All:
Several people have privately asked me about using GitHub when supporting the US DoD or US federal government. I chatted with Jamie Jones and Ben Balter of GitHub about options; here's my attempt to summarize things (and my thanks to them for answering some questions). In short, if you choose to use GitHub, there are 3 main options depending on what you're trying to do:
1. If you're modifying or posting a pure open source software (OSS) project, you can just directly use freely-available GitHub.com site. Yes, even if you're in the DoD. Whatever's posted there becomes public, of course.
2. If you don't want some of the information public, you can create a private repository on the regular GitHub.com site. This will mean that your data is on GitHub's corporate systems. Many governments and companies trust GitHub to run private repositories for them, but whether or not your project can or will do that depends on the project and your organization. This is NEVER acceptable for classified work, obviously. Pricing information from GitHub about private repos is here:
https://github.com/pricing . GitHub.com supports both personal private accounts and organization accounts, but governments typically get organizational accounts. Indeed, many government organizations already have accounts, but it can be a challenge to find out if yours is one of them. A partial list is here:
https://government.github.com/community/ ; for US military and intelligence you can jump directly to
https://government.github.com/community/#us-military-and-intelligence . In terms of GitHub.com usage you can see the NSA, NGA, ODNI, and Army all have public profiles.
3. If you want it private and putting the information on the regular GitHub.com site it not acceptable, you can pay for a "GitHub Enterprise" license and run the GitHub software on some other (separate) system.

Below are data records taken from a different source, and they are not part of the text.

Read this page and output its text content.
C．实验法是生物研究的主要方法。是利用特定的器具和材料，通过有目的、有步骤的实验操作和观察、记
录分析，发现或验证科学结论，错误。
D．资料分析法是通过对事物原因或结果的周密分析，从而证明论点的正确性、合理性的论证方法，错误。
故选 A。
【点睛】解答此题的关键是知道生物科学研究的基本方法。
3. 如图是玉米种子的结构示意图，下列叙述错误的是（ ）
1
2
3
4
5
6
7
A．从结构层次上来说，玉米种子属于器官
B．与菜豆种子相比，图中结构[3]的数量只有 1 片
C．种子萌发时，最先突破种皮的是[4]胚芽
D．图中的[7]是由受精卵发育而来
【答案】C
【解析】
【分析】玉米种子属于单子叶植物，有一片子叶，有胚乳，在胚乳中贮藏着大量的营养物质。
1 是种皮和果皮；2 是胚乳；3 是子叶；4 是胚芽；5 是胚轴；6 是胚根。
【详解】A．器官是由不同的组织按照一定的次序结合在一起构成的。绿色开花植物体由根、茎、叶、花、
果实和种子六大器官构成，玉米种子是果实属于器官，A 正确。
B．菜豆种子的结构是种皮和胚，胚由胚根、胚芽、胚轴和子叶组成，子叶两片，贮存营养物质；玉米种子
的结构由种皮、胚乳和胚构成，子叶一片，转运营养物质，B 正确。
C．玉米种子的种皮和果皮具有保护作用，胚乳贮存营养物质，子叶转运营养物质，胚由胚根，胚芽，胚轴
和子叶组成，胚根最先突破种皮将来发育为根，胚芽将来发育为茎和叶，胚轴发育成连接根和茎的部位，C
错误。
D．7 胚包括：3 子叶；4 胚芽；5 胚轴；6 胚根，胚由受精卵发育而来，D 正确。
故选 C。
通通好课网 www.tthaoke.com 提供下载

GitHub Enterprise is licensed per-seat (per-user); GitHub-the-company doesn't really care WHERE it runs. Basic info is here:
https://enterprise.github.com/home
If you choose option #3 (GitHub Enterprise), you now have to figure out your hosting option (where will you RUN it?). Some hosting options:
1. AWS GovCloud. This is an isolated AWS Region designed to allow US government agencies and customers to run things, and complies with FedRAMP. Some useful URLs:
https://github.com/blog/2002-github-enterprise-now-on-aws-govcloud
https://aws.amazon.com/govcloud-us/
https://aws.amazon.com/compliance/fedramp/
2. Azure. More info:
https://enterprise.github.com/microsoft/
3. (DoD) DISA hosting, e.g., the "Server Hosting" or its "Cloud Services" (including milCloud). Go to
http://www.disa.mil/Enterprise-Services and click on "Computing".
4. Other hosting (e.g., on an internal system).
Sometimes your organization has something already set up that you could use, but it may be hard to find out where it is :-). GitHub is often contracturally required to NOT reveal its private customers; they could tell me that "GitHub.com and GitHub Enterprise is used within civilian agencies, DoD, and the IC at varying levels of classification and trust". A few options:
* Some organizations (mostly non-DoD) have a GitHub policy; if your organization has one, it should have that information.
* If you're US government, you can post a request on the mailing list
https://github.com/government
* (For DoD) Post a request to MIL-OSS.
You can specifically contact GitHub about government-related issues by directly emailing
gover...@github.com (this is a shared inbox that goes to the entire government team).
Also, a clarification. Please remember that git is open source software (OSS), GitHub is widely used to develop OSS, GitHub is internally implemented using OSS (at least Ruby on Rails per
http://doeswhat.com/2012/03/06/interview-with-chris-wanstrath-github/ ), and GitHub has released some components it's built as OSS (e.g., task lists:
https://github.com/blog/1930-task-lists-are-open-source). However, GitHub is not *itself* OSS.
This isn't an ad for GitHub; there are obviously multiple ways to support collaborative development (even if you're using git). That said, GitHub is obviously a very popular tool, and multiple people have asked me about it. I'm just trying to answer ONCE a question I've been asked multiple times.